Marine Corps Facts

The Marine Corps was created on November 10, 1775, in Tun Tavern, Philadelphia, Pennsylvania, by a resolution of the Continental Congress. In 1834 the Marines became part of the Department of the Navy.

Captain Samuel Nicholas - is considered the first Marine Corps Commandant. He was the first commissioned officer of the Marine Corps.

General Archibal Henderson - The Grand Old Man of the Marine Corps - fifth Commandant and first to be a General. He served as Commandant for 38 years.

The current Marine Corps emblem (the Eagle, Globe and Anchor) was adopted in 1868 The globe and anchor signify worldwide service and sea traditions. The spread eagle represents the nation itself. The motto is clenched in the beak of the bird.

Devil Dogs - During World War I the Marines fought the Germans at Belleau Wood. The Germans thought that their position could not be taken. However, they had not planed on the fierce fighting ability of the Marines. The persistent attacks, delivered with unbelievable courage soon had the Germans calling he Marines "Teufelhunden" (Devil Dogs).

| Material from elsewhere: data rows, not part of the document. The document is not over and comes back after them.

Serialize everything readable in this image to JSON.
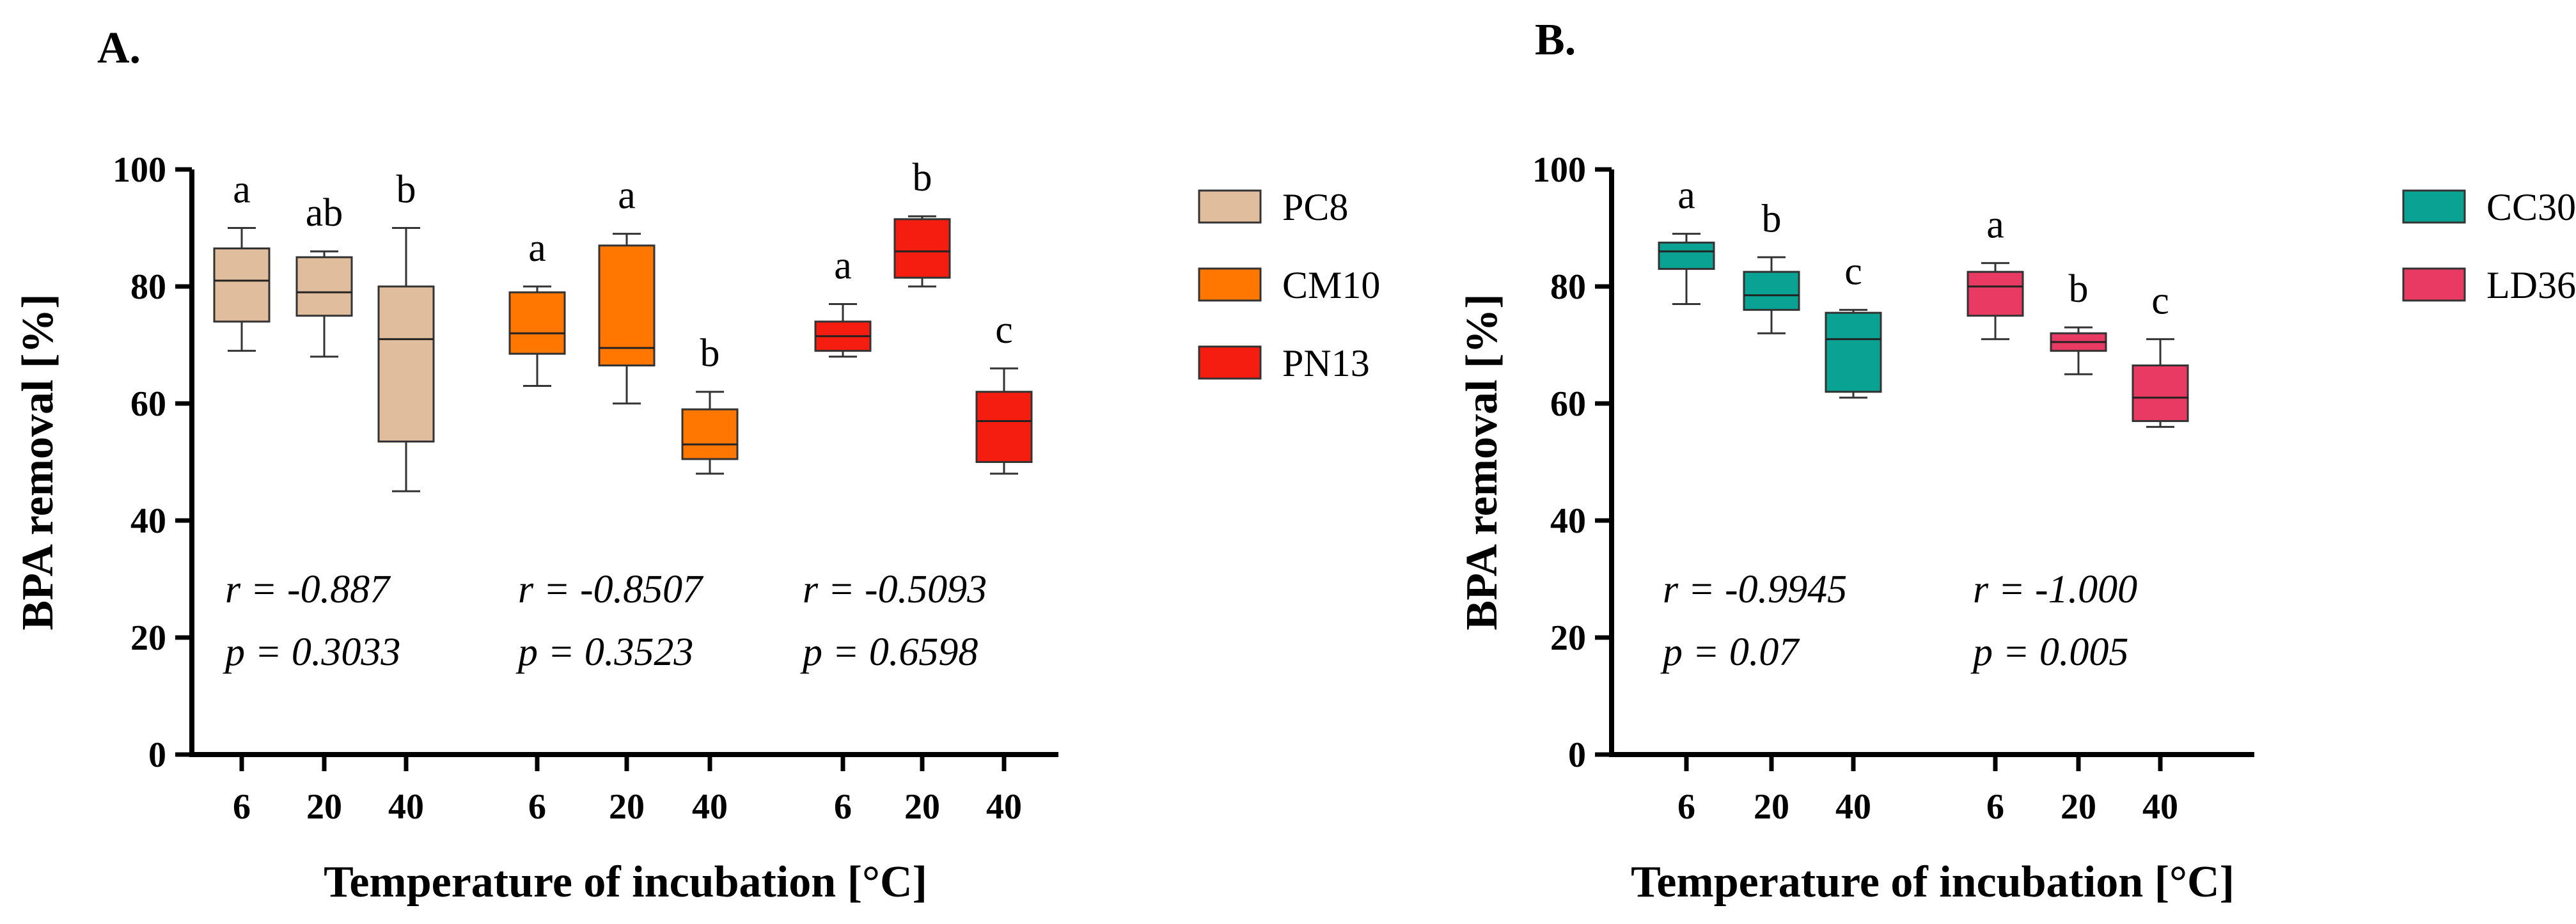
{
  "chart_data": [
    {
      "panel": "A.",
      "type": "box",
      "ylabel": "BPA removal [%]",
      "xlabel": "Temperature of incubation [°C]",
      "ylim": [
        0,
        100
      ],
      "yticks": [
        0,
        20,
        40,
        60,
        80,
        100
      ],
      "legend": [
        {
          "name": "PC8",
          "color": "#e0bd9d"
        },
        {
          "name": "CM10",
          "color": "#ff7700"
        },
        {
          "name": "PN13",
          "color": "#f41d10"
        }
      ],
      "groups": [
        {
          "strain": "PC8",
          "color": "#e0bd9d",
          "boxes": [
            {
              "temp": "6",
              "min": 69,
              "q1": 74,
              "median": 81,
              "q3": 86.5,
              "max": 90,
              "letter": "a"
            },
            {
              "temp": "20",
              "min": 68,
              "q1": 75,
              "median": 79,
              "q3": 85,
              "max": 86,
              "letter": "ab"
            },
            {
              "temp": "40",
              "min": 45,
              "q1": 53.5,
              "median": 71,
              "q3": 80,
              "max": 90,
              "letter": "b"
            }
          ],
          "stats": {
            "r": "r = -0.887",
            "p": "p = 0.3033"
          }
        },
        {
          "strain": "CM10",
          "color": "#ff7700",
          "boxes": [
            {
              "temp": "6",
              "min": 63,
              "q1": 68.5,
              "median": 72,
              "q3": 79,
              "max": 80,
              "letter": "a"
            },
            {
              "temp": "20",
              "min": 60,
              "q1": 66.5,
              "median": 69.5,
              "q3": 87,
              "max": 89,
              "letter": "a"
            },
            {
              "temp": "40",
              "min": 48,
              "q1": 50.5,
              "median": 53,
              "q3": 59,
              "max": 62,
              "letter": "b"
            }
          ],
          "stats": {
            "r": "r = -0.8507",
            "p": "p = 0.3523"
          }
        },
        {
          "strain": "PN13",
          "color": "#f41d10",
          "boxes": [
            {
              "temp": "6",
              "min": 68,
              "q1": 69,
              "median": 71.5,
              "q3": 74,
              "max": 77,
              "letter": "a"
            },
            {
              "temp": "20",
              "min": 80,
              "q1": 81.5,
              "median": 86,
              "q3": 91.5,
              "max": 92,
              "letter": "b"
            },
            {
              "temp": "40",
              "min": 48,
              "q1": 50,
              "median": 57,
              "q3": 62,
              "max": 66,
              "letter": "c"
            }
          ],
          "stats": {
            "r": "r = -0.5093",
            "p": "p = 0.6598"
          }
        }
      ]
    },
    {
      "panel": "B.",
      "type": "box",
      "ylabel": "BPA removal [%]",
      "xlabel": "Temperature of incubation [°C]",
      "ylim": [
        0,
        100
      ],
      "yticks": [
        0,
        20,
        40,
        60,
        80,
        100
      ],
      "legend": [
        {
          "name": "CC30",
          "color": "#0aa393"
        },
        {
          "name": "LD36",
          "color": "#e93a64"
        }
      ],
      "groups": [
        {
          "strain": "CC30",
          "color": "#0aa393",
          "boxes": [
            {
              "temp": "6",
              "min": 77,
              "q1": 83,
              "median": 86,
              "q3": 87.5,
              "max": 89,
              "letter": "a"
            },
            {
              "temp": "20",
              "min": 72,
              "q1": 76,
              "median": 78.5,
              "q3": 82.5,
              "max": 85,
              "letter": "b"
            },
            {
              "temp": "40",
              "min": 61,
              "q1": 62,
              "median": 71,
              "q3": 75.5,
              "max": 76,
              "letter": "c"
            }
          ],
          "stats": {
            "r": "r = -0.9945",
            "p": "p = 0.07"
          }
        },
        {
          "strain": "LD36",
          "color": "#e93a64",
          "boxes": [
            {
              "temp": "6",
              "min": 71,
              "q1": 75,
              "median": 80,
              "q3": 82.5,
              "max": 84,
              "letter": "a"
            },
            {
              "temp": "20",
              "min": 65,
              "q1": 69,
              "median": 70.5,
              "q3": 72,
              "max": 73,
              "letter": "b"
            },
            {
              "temp": "40",
              "min": 56,
              "q1": 57,
              "median": 61,
              "q3": 66.5,
              "max": 71,
              "letter": "c"
            }
          ],
          "stats": {
            "r": "r = -1.000",
            "p": "p = 0.005"
          }
        }
      ]
    }
  ]
}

Lieutenant General Louis B. "Chesty" Puller - General Puller is the most decorated Marine in Marine Corps history. He won 52 ribbons in all, including five Navy Crosses, the second highest award a Marine can win, and a Distinguished Service Cross, the Distinguished Service Cross is the US Army equivalent of the Navy Cross and therefore is ALSO the second highest decoration awarded by the United States.. (Background graphic is a picture of Chesty Puller)

Lt. Presley O'Bannon - Marine Lt. Presley N. O'Bannon led a force of Marines and Mercenaries across 600 miles of Libyan desert, to attack the fortress at Derne, Tripoli, while Naval forces provided bombardment. This was the first time an American flag flew over a captured fortification in the "Old World". In appreciation for O'Bannon's services, Hamet Bey (the rightful ruler of Tripoli) presented O'Bannon with his own sword, a curved blade with ivory hilt topped by a golden eagles head. The Mameluk sword. This sword served as the pattern for swords carried to this day by Marine Officers.

Scarlet Trouser Stripe (Bloodstripe) - The red stripe was first seen on Marine uniforms in 1796. It was used off and on until uniform regulations made it standard on all NCO and Officer uniforms in 1859. It is rumored that the stripe represents the blood shed by Marines at the Battle of Chapaultepec in the war with Mexico in 1846.

Quatrefoil - the quatrefoil in the cross-shaped design seen on officers barracks cover and was taken directly from Napoleon III's army.

Marine Corps Motto - "Semper Fidelis" was adopted in 1883 as the official Marine Corps Motto. It is latin for Always Faithful.

Official Marine Corps Colors - Scarlet and Gold.

Marine Corporal John Mackie - During the Civil War Corporal Mackie's acts of heroism made him the first Marine to win the Medal of Honor. Mackie was on board the Galena when a direct hit caused an explosion, Mackie rallied the survivors, carried off the dead and wounded and got three of the ship's guns back in action.

Smedely Butler - Only Marine Officer to win the Medal of Honor twice.

Gunnery Sergeant Dan Daily - Only enlisted Marine to win the Medal of Honor twice.

Major General John A. Lejeune - First Marine Officer to command an Army division in combat, as well as the 13th Commandant of the Corps.

General Roy A. Geiger - At Okinawa in 1945, after the battle death of Army Lieutenant General Simon Bolivar Buckner, Jr., then Lieutenant General Roy A. Geiger succeeded to the command of the 10th United States Army consisting of the 24th Corps (4 Army divisions; 7th, 27th, 77th, 96th infantry divisions) and the 3rd Amphibious Corps (3 Marine divisions; 1st, 2nd, 6th). The first and only time that a Marine Corps officer attained such standing. Geiger was posthumously promoted to full general by the 80th Congress.